DNA sequencing is used to determine the exact order of bases in DNA. The procedure uses DNA synthesis to produce copies of the target sequence much the same as in PCR. However, instead of synthesizing multiple copies of the complete sequence, some of the copies are forced to terminate before reaching the end. In fact, the conditions are set such that a percentage of the copies ends at each of the base positions in the sequence. This chain termination method is accomplished by adding a small proportion of dideoxynucleotides (ddNTPs) to the standard DNA synthesis reaction, which contains deoxynucleotides (dNTPs). Dideoxynucleotides are chemically modified at one end so they can be added to a new chain, but nothing can be added to them. Thus, the replication process stops whenever one of these bases is added. The resulting copies, varying by only one base in length, are separated by electrophoresis on a polyacrylimide gel. When processed to visualize the copies, a ladder-like pattern is seen, where each wrung of the ladder represents a DNA copy that differs from it's neighbors by one base .
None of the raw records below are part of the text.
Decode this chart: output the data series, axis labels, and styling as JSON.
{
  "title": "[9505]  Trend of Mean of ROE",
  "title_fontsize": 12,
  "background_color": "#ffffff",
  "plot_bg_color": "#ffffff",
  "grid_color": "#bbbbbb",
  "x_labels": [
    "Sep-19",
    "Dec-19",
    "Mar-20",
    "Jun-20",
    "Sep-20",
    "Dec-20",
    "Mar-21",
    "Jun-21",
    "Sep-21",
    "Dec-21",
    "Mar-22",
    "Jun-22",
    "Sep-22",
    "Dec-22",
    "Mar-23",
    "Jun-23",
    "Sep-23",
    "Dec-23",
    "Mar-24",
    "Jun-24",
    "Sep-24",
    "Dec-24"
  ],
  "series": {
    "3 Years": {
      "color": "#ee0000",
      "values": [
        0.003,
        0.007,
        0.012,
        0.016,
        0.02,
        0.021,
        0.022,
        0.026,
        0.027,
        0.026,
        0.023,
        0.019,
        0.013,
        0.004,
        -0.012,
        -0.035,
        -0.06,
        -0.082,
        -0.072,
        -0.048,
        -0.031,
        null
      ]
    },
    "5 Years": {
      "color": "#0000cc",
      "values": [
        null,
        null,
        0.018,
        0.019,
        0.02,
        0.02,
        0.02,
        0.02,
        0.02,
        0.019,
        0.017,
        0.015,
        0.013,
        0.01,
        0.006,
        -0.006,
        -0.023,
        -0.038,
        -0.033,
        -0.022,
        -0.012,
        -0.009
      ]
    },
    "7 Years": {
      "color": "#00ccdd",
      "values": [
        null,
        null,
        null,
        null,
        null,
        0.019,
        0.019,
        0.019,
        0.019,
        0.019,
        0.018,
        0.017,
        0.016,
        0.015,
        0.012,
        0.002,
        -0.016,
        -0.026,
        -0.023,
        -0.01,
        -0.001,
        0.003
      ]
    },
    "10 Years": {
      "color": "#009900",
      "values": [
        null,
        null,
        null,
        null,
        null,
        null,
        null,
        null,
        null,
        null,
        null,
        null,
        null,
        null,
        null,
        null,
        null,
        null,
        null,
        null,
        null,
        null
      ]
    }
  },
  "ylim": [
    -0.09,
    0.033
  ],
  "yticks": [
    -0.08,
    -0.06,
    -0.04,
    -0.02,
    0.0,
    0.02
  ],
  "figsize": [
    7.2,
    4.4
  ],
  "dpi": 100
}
The process of DNA Sequencing:
Double-stranded DNA is dissociated and a radioactive or fluorescent primer is annealed to the DNA (Figure 8-A); four separate reactions are performed to synthesize new DNA, each reaction contains all four deoxynucleotides and a small portion of one of the dideoxynucleotide bases (8-B); DNA is synthesized, terminating each time a ddNTP is incorporated (8-C); DNA from all four reactions is separated on a gel in side-by-side lanes to produce a sequence ladder (8-D); the sequence is read from the bottom up, and is the compliment (opposite) of the base identified in the gel.

As an alternative, automated sequencing machines use ddNTPs that are each tagged with a different color fluorescent dye. Instead of performing four different reactions, DNA synthesis occurs in one tube. The sequencing machine then uses a light sensor to read the gel, identifying the bases by their different colors.